Let me add another possibility. Those who demand implementation of the EHR see documentation as being most important because of the bottom line. It if comes at the price of physician efficiency so be it-as long as it does not hurt payment. Physicians are not paid for the required increased documentation much of which is unnecessary, redundant and, in some cases, downright silly (3). Furthermore, the concept that this improves patient outcomes largely seems to be a myth (4). Those manuscripts that report improved “quality” of care usually have examined meaningless surrogate metrics that often have little or even inverse relationships with patient outcomes (3). For example, high patient satisfaction seems to come at the price of increased mortality (5).

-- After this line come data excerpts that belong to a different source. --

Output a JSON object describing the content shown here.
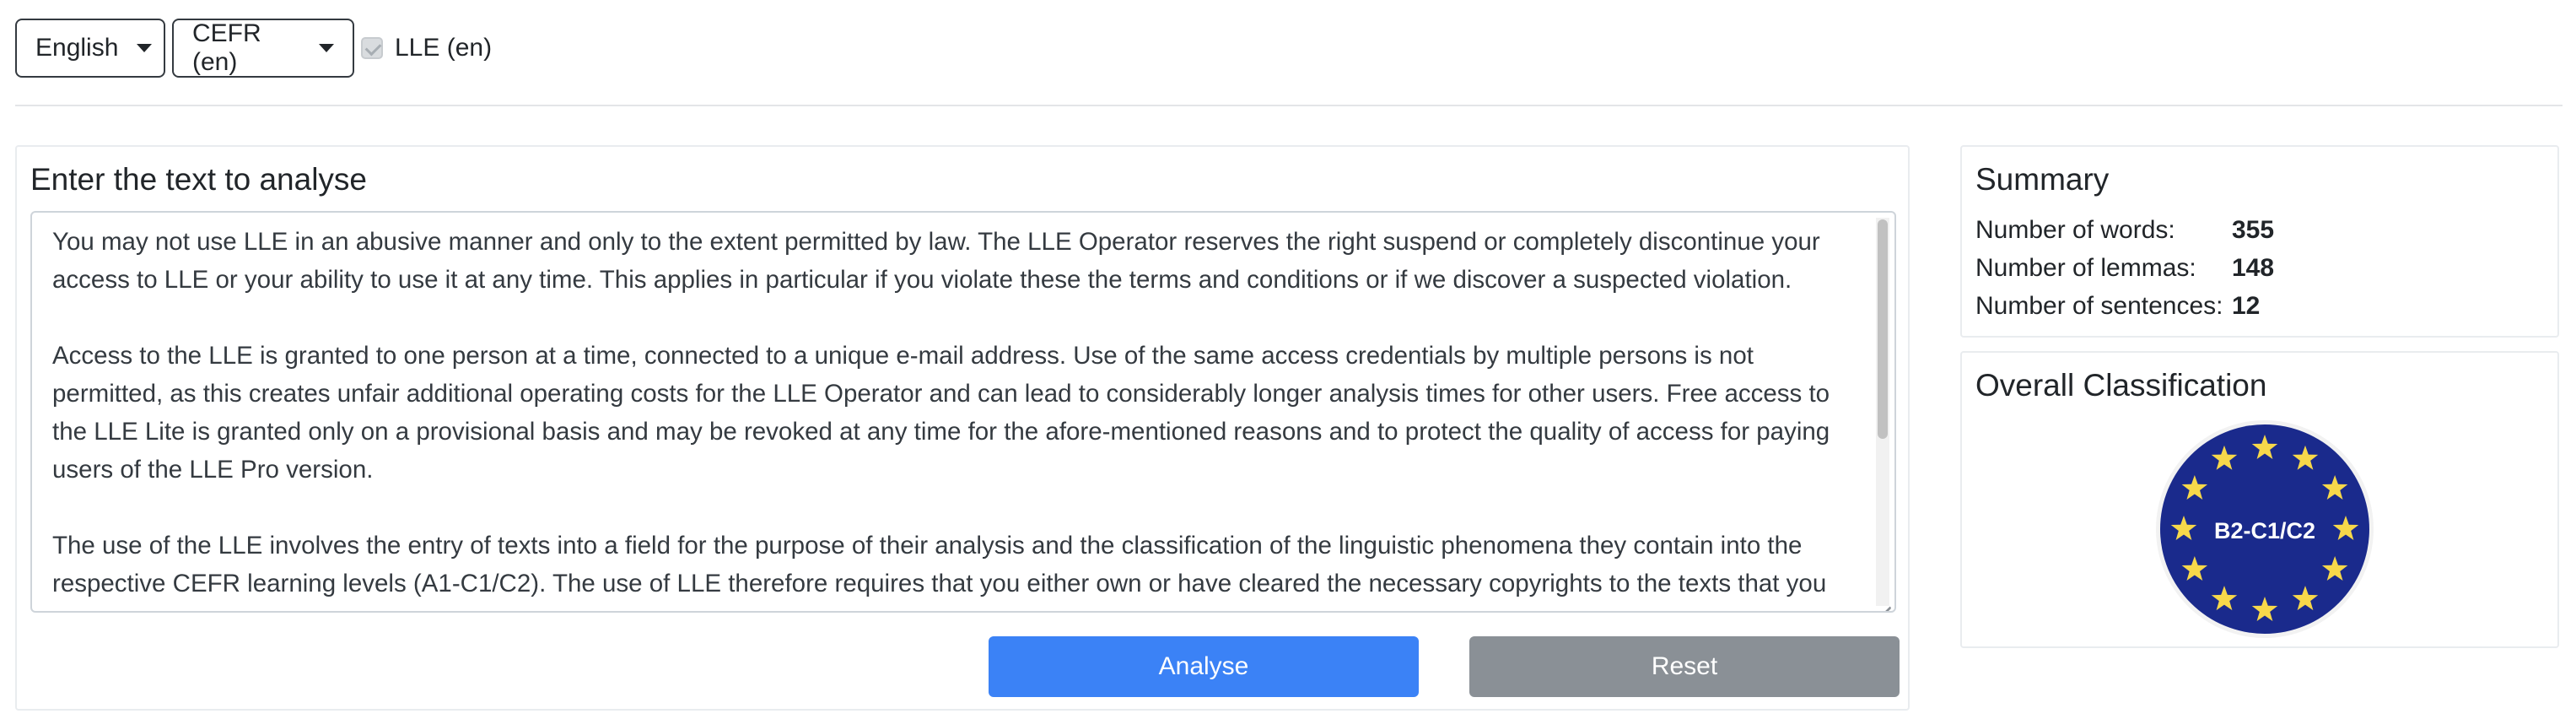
{
  "toolbar": {
    "language": "English",
    "framework": "CEFR (en)",
    "lle_label": "LLE (en)"
  },
  "editor": {
    "title": "Enter the text to analyse",
    "paragraphs": [
      "You may not use LLE in an abusive manner and only to the extent permitted by law. The LLE Operator reserves the right suspend or completely discontinue your access to LLE or your ability to use it at any time. This applies in particular if you violate these the terms and conditions or if we discover a suspected violation.",
      "Access to the LLE is granted to one person at a time, connected to a unique e-mail address. Use of the same access credentials by multiple persons is not permitted, as this creates unfair additional operating costs for the LLE Operator and can lead to considerably longer analysis times for other users. Free access to the LLE Lite is granted only on a provisional basis and may be revoked at any time for the afore-mentioned reasons and to protect the quality of access for paying users of the LLE Pro version.",
      "The use of the LLE involves the entry of texts into a field for the purpose of their analysis and the classification of the linguistic phenomena they contain into the respective CEFR learning levels (A1-C1/C2). The use of LLE therefore requires that you either own or have cleared the necessary copyrights to the texts that you"
    ],
    "analyse_label": "Analyse",
    "reset_label": "Reset"
  },
  "summary": {
    "title": "Summary",
    "rows": [
      {
        "label": "Number of words:",
        "value": "355"
      },
      {
        "label": "Number of lemmas:",
        "value": "148"
      },
      {
        "label": "Number of sentences:",
        "value": "12"
      }
    ]
  },
  "classification": {
    "title": "Overall Classification",
    "level": "B2-C1/C2",
    "badge_color": "#1a2a8c",
    "star_color": "#f7d84a"
  }
}
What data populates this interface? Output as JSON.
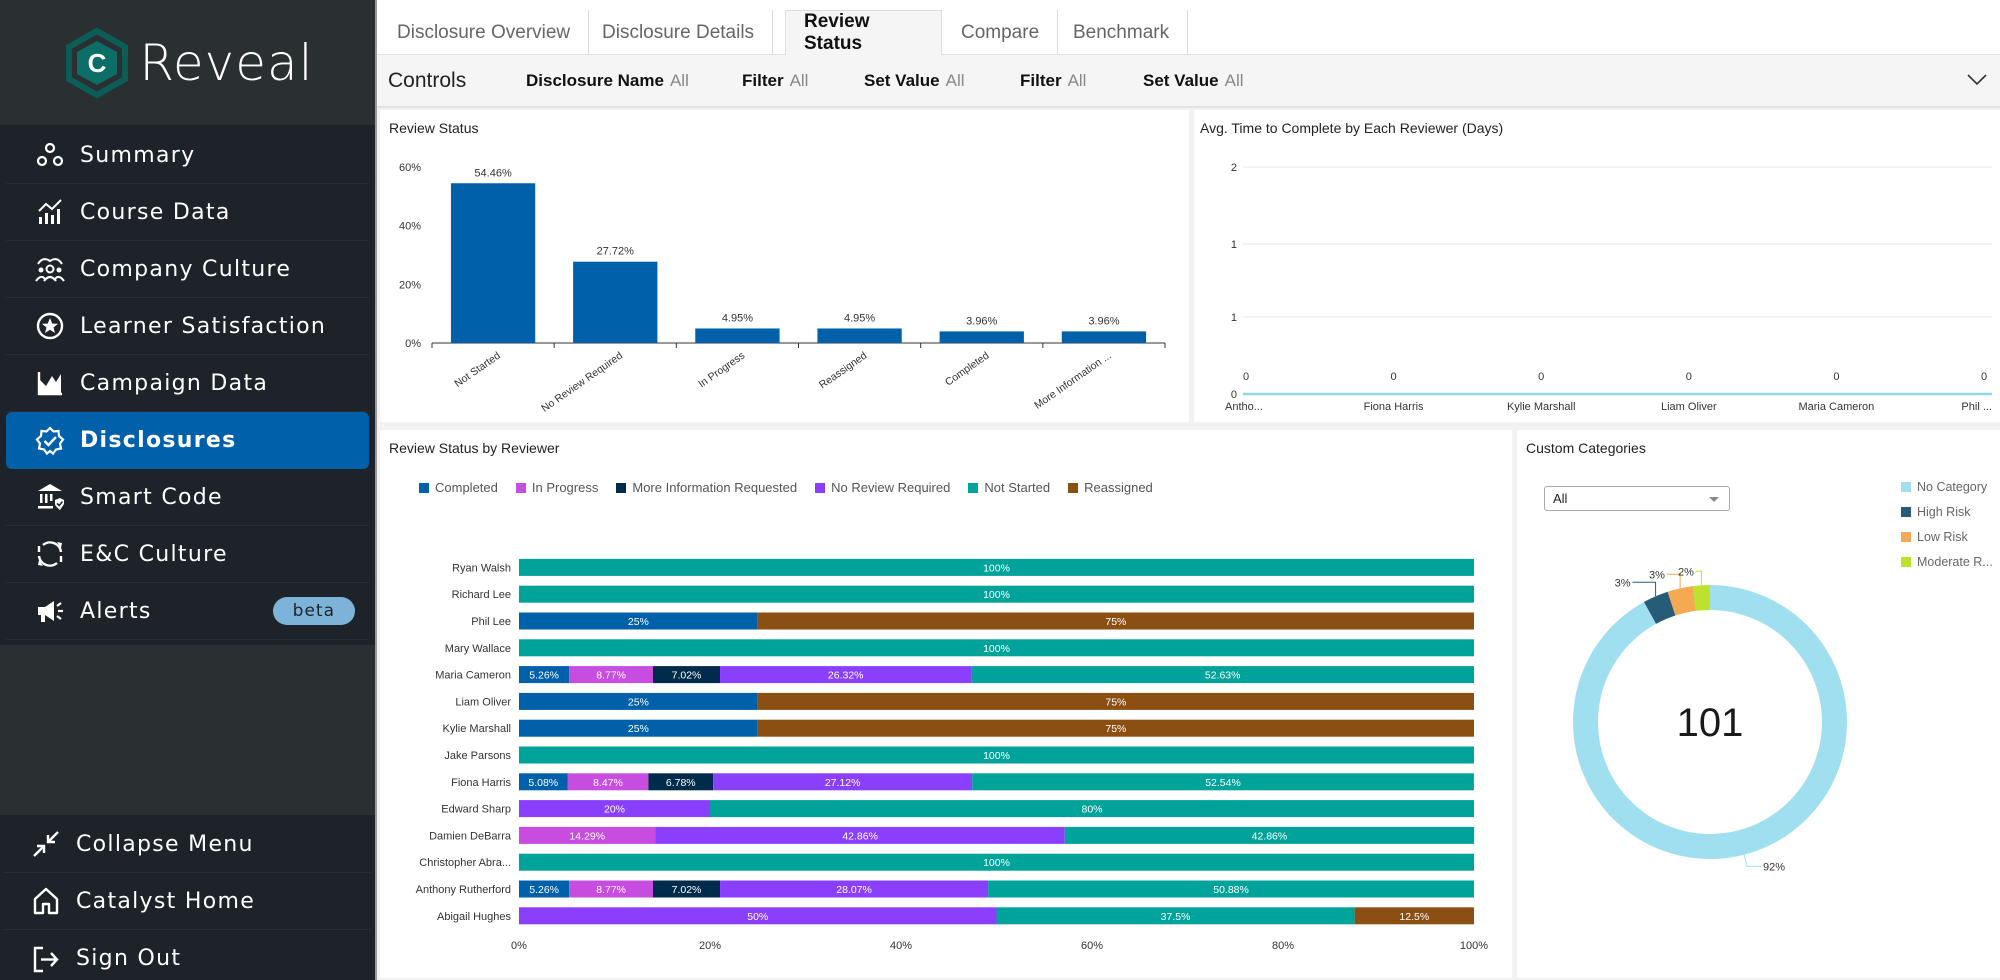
{
  "brand": {
    "logo_letter": "C",
    "name": "Reveal"
  },
  "sidebar": {
    "items": [
      {
        "label": "Summary",
        "icon": "circles-icon"
      },
      {
        "label": "Course Data",
        "icon": "bar-trend-icon"
      },
      {
        "label": "Company Culture",
        "icon": "people-group-icon"
      },
      {
        "label": "Learner Satisfaction",
        "icon": "star-circle-icon"
      },
      {
        "label": "Campaign Data",
        "icon": "area-chart-icon"
      },
      {
        "label": "Disclosures",
        "icon": "badge-check-icon",
        "active": true
      },
      {
        "label": "Smart Code",
        "icon": "bank-shield-icon"
      },
      {
        "label": "E&C Culture",
        "icon": "cycle-arrows-icon"
      },
      {
        "label": "Alerts",
        "icon": "megaphone-icon",
        "badge": "beta"
      }
    ],
    "bottom": [
      {
        "label": "Collapse Menu",
        "icon": "collapse-arrows-icon"
      },
      {
        "label": "Catalyst Home",
        "icon": "home-icon"
      },
      {
        "label": "Sign Out",
        "icon": "sign-out-icon"
      }
    ],
    "active_color": "#0060a9"
  },
  "tabs": [
    {
      "label": "Disclosure Overview"
    },
    {
      "label": "Disclosure Details"
    },
    {
      "label": "Review Status",
      "active": true
    },
    {
      "label": "Compare"
    },
    {
      "label": "Benchmark"
    }
  ],
  "controls": {
    "title": "Controls",
    "filters": [
      {
        "label": "Disclosure Name",
        "value": "All"
      },
      {
        "label": "Filter",
        "value": "All"
      },
      {
        "label": "Set Value",
        "value": "All"
      },
      {
        "label": "Filter",
        "value": "All"
      },
      {
        "label": "Set Value",
        "value": "All"
      }
    ]
  },
  "chart_data": [
    {
      "type": "bar",
      "title": "Review Status",
      "categories": [
        "Not Started",
        "No Review Required",
        "In Progress",
        "Reassigned",
        "Completed",
        "More Information ..."
      ],
      "values": [
        54.46,
        27.72,
        4.95,
        4.95,
        3.96,
        3.96
      ],
      "data_labels": [
        "54.46%",
        "27.72%",
        "4.95%",
        "4.95%",
        "3.96%",
        "3.96%"
      ],
      "yticks": [
        "0%",
        "20%",
        "40%",
        "60%"
      ],
      "ylim": [
        0,
        60
      ],
      "color": "#0060a9",
      "xlabel": "",
      "ylabel": ""
    },
    {
      "type": "line",
      "title": "Avg. Time to Complete by Each Reviewer (Days)",
      "categories": [
        "Antho...",
        "Fiona Harris",
        "Kylie Marshall",
        "Liam Oliver",
        "Maria Cameron",
        "Phil ..."
      ],
      "values": [
        0,
        0,
        0,
        0,
        0,
        0
      ],
      "data_labels": [
        "0",
        "0",
        "0",
        "0",
        "0",
        "0"
      ],
      "yticks": [
        "0",
        "1",
        "1",
        "2"
      ],
      "ylim": [
        0,
        2
      ],
      "color": "#8fd8e8",
      "grid": true
    },
    {
      "type": "bar",
      "orientation": "horizontal-stacked-100",
      "title": "Review Status by Reviewer",
      "legend": [
        {
          "name": "Completed",
          "color": "#0060a9"
        },
        {
          "name": "In Progress",
          "color": "#c74ce0"
        },
        {
          "name": "More Information Requested",
          "color": "#002b4a"
        },
        {
          "name": "No Review Required",
          "color": "#8a3ffc"
        },
        {
          "name": "Not Started",
          "color": "#00a39a"
        },
        {
          "name": "Reassigned",
          "color": "#8b4f12"
        }
      ],
      "legend_placement": "top",
      "xticks": [
        "0%",
        "20%",
        "40%",
        "60%",
        "80%",
        "100%"
      ],
      "xlim": [
        0,
        100
      ],
      "rows": [
        {
          "name": "Ryan Walsh",
          "segments": [
            {
              "series": "Not Started",
              "value": 100,
              "label": "100%"
            }
          ]
        },
        {
          "name": "Richard Lee",
          "segments": [
            {
              "series": "Not Started",
              "value": 100,
              "label": "100%"
            }
          ]
        },
        {
          "name": "Phil Lee",
          "segments": [
            {
              "series": "Completed",
              "value": 25,
              "label": "25%"
            },
            {
              "series": "Reassigned",
              "value": 75,
              "label": "75%"
            }
          ]
        },
        {
          "name": "Mary Wallace",
          "segments": [
            {
              "series": "Not Started",
              "value": 100,
              "label": "100%"
            }
          ]
        },
        {
          "name": "Maria Cameron",
          "segments": [
            {
              "series": "Completed",
              "value": 5.26,
              "label": "5.26%"
            },
            {
              "series": "In Progress",
              "value": 8.77,
              "label": "8.77%"
            },
            {
              "series": "More Information Requested",
              "value": 7.02,
              "label": "7.02%"
            },
            {
              "series": "No Review Required",
              "value": 26.32,
              "label": "26.32%"
            },
            {
              "series": "Not Started",
              "value": 52.63,
              "label": "52.63%"
            }
          ]
        },
        {
          "name": "Liam Oliver",
          "segments": [
            {
              "series": "Completed",
              "value": 25,
              "label": "25%"
            },
            {
              "series": "Reassigned",
              "value": 75,
              "label": "75%"
            }
          ]
        },
        {
          "name": "Kylie Marshall",
          "segments": [
            {
              "series": "Completed",
              "value": 25,
              "label": "25%"
            },
            {
              "series": "Reassigned",
              "value": 75,
              "label": "75%"
            }
          ]
        },
        {
          "name": "Jake Parsons",
          "segments": [
            {
              "series": "Not Started",
              "value": 100,
              "label": "100%"
            }
          ]
        },
        {
          "name": "Fiona Harris",
          "segments": [
            {
              "series": "Completed",
              "value": 5.08,
              "label": "5.08%"
            },
            {
              "series": "In Progress",
              "value": 8.47,
              "label": "8.47%"
            },
            {
              "series": "More Information Requested",
              "value": 6.78,
              "label": "6.78%"
            },
            {
              "series": "No Review Required",
              "value": 27.12,
              "label": "27.12%"
            },
            {
              "series": "Not Started",
              "value": 52.54,
              "label": "52.54%"
            }
          ]
        },
        {
          "name": "Edward Sharp",
          "segments": [
            {
              "series": "No Review Required",
              "value": 20,
              "label": "20%"
            },
            {
              "series": "Not Started",
              "value": 80,
              "label": "80%"
            }
          ]
        },
        {
          "name": "Damien DeBarra",
          "segments": [
            {
              "series": "In Progress",
              "value": 14.29,
              "label": "14.29%"
            },
            {
              "series": "No Review Required",
              "value": 42.86,
              "label": "42.86%"
            },
            {
              "series": "Not Started",
              "value": 42.86,
              "label": "42.86%"
            }
          ]
        },
        {
          "name": "Christopher Abra...",
          "segments": [
            {
              "series": "Not Started",
              "value": 100,
              "label": "100%"
            }
          ]
        },
        {
          "name": "Anthony Rutherford",
          "segments": [
            {
              "series": "Completed",
              "value": 5.26,
              "label": "5.26%"
            },
            {
              "series": "In Progress",
              "value": 8.77,
              "label": "8.77%"
            },
            {
              "series": "More Information Requested",
              "value": 7.02,
              "label": "7.02%"
            },
            {
              "series": "No Review Required",
              "value": 28.07,
              "label": "28.07%"
            },
            {
              "series": "Not Started",
              "value": 50.88,
              "label": "50.88%"
            }
          ]
        },
        {
          "name": "Abigail Hughes",
          "segments": [
            {
              "series": "No Review Required",
              "value": 50,
              "label": "50%"
            },
            {
              "series": "Not Started",
              "value": 37.5,
              "label": "37.5%"
            },
            {
              "series": "Reassigned",
              "value": 12.5,
              "label": "12.5%"
            }
          ]
        }
      ]
    },
    {
      "type": "pie",
      "variant": "donut",
      "title": "Custom Categories",
      "center_label": "101",
      "slices": [
        {
          "name": "No Category",
          "value": 92,
          "label": "92%",
          "color": "#a0dff0"
        },
        {
          "name": "High Risk",
          "value": 3,
          "label": "3%",
          "color": "#265c78"
        },
        {
          "name": "Low Risk",
          "value": 3,
          "label": "3%",
          "color": "#f5a952"
        },
        {
          "name": "Moderate R...",
          "value": 2,
          "label": "2%",
          "color": "#bde22e"
        }
      ],
      "legend_placement": "right",
      "filter": {
        "selected": "All"
      }
    }
  ]
}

What is the solution-charge for the time. As it now stands, there is no downside to demanding pointless documentation. Third party payers can deny payment when something like the rarely beneficial family history is omitted. There should be a charge for seeing and caring for the patient and another “documentation fee” that is based on time. That would mean that a 20 minute office call would not be billed at 20 minutes but at the 1 hour of physician time the visit really consumes. Those physicians who use a documentation assistant or dictation can pay for these services by seeing more patients. Only in this way can the trend of wasting physicians’ most precious resource, their time, be mitigated.

Richard A. Robbins, MD*

Editor, SWJPCC

References

  1. PulmCCM. Life-sucking power of electronic health records measured, reported, lamented. November 25, 2016. Available at: http://pulmccm.org/main/2016/outpatient-pulmonology-review/life-sucking-power-electronic-health-records-measured-reported-lamented/ (accessed 11/28/16).
  2. Sinsky C, Colligan L, Li L, et al. Allocation of physician time in ambulatory practice: a time and motion study in 4 specialties. Ann Intern Med. 2016 Sep 6. [Epub ahead of print] [CrossRef] [PubMed]
  3. Robbins RA. Brief review: dangers of the electronic medical record. Southwest J Pulm Crit Care. 2015;10(4):184-9. [CrossRef]
  4. Yanamadala S, Morrison D, Curtin C, McDonald K, Hernandez-Boussard T. Electronic health records and quality of care: an observational study modeling impact on mortality, readmissions, and complications. Medicine (Baltimore). 2016 May;95(19):e3332. [CrossRef] [PubMed]
  5. Fenton JJ, Jerant AF, Bertakis KD, Franks P. The cost of satisfaction: a national study of patient satisfaction, health care utilization, expenditures, and mortality. Arch Intern Med 2012;172:405-11. [CrossRef] [PubMed]

*The views expressed are those of the author and do not reflect the views of the Arizona, New Mexico, Colorado or California Thoracic Societies or the Mayo Clinic.